Четыре путника гуськом пробираются по узкой, повисшей над бездной тропинке ущелья. Звонко отбивают каждый шаг свой осторожные кони. На волю их положились всадники, бросив поводья.
Наверху — небо, внизу — бездна, перед ними невидимая змейка горной тропинки. Один неверный шаг, одно неверное движение лошади, и все пропало. Черные бездны Дагестана умеют свято хранить свои тайны, тайны смельчаков, нашедших судьбу свою в такие ночи на дне бездны, среди камней и скал.
Но горные лошади — это хранители их хозяев. Горный конь так же осторожен и чуток к опасности, как и быстр, легок и вынослив в пути. Не сбросит, не уронит, не соскользнет в бездну, не выдаст: идет весь подобравшийся, упруго ступая по каменистому грунту тропы, только храпит, косясь в темноте на черную мглу обступивших его гор и ущелий.
Но вот миновали труднопроходимое место. Шире становится предательская тропа. Дальше отступает бездна. Теперь уже мелкие камешки, выскакивающие из-под копыт коней, не падают в нее, с легким звоном срываясь с утеса. Круче зато делается подъем.
Тяжелее ступают кони.
За поворотом утеса сверкает звездочка, яркая, горючая. Это не небесная звезда. Это фонарь наверху мечети. Тот же маяк для запоздалых путников гор, что и на водной стихии.
— Аул Бестуди. Добрались…
Нина Бек-Израил придерживает ход своего Ворона, затягивает поводья.
— Мальчики, устали?
— Я охотно проехал бы еще столько, лишь бы найти Даню, — пылко восклицает Селим.
— А ты, мой Сандро?
Сильный, энергичный голос грузина посылает в темноту:
— Подле тебя, «друг», я не чувствую усталости.
— Тише, сокол, не буди ночную тишь.
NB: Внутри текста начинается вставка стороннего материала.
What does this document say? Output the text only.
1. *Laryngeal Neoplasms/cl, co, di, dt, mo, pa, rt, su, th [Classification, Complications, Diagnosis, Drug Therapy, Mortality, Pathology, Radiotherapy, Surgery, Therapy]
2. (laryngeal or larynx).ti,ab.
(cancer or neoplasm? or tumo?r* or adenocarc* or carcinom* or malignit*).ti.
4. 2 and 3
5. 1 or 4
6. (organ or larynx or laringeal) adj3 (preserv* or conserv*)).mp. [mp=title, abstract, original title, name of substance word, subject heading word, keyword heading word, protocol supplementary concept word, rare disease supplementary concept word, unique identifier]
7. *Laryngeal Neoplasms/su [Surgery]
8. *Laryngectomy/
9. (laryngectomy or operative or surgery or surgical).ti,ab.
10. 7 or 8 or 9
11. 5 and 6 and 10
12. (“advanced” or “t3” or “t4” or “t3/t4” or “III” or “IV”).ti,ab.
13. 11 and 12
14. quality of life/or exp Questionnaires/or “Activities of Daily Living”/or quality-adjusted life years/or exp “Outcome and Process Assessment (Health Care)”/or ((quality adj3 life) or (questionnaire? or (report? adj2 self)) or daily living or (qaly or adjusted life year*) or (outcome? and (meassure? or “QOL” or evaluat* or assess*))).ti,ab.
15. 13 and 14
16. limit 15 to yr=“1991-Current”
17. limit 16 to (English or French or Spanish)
Никто в ауле не должен знать о приезде нашем, необходимо хранить тайну как можно дольше. А то дойдет слух до Совиного гнезда, спугнет Леилу-Фатьму, и она упрячет Даню в такое место, где сам шайтан не найдет ее.
Ага-Керим говорит шепотом, но каждое слово его слышно в невозмутимой ночной тиши.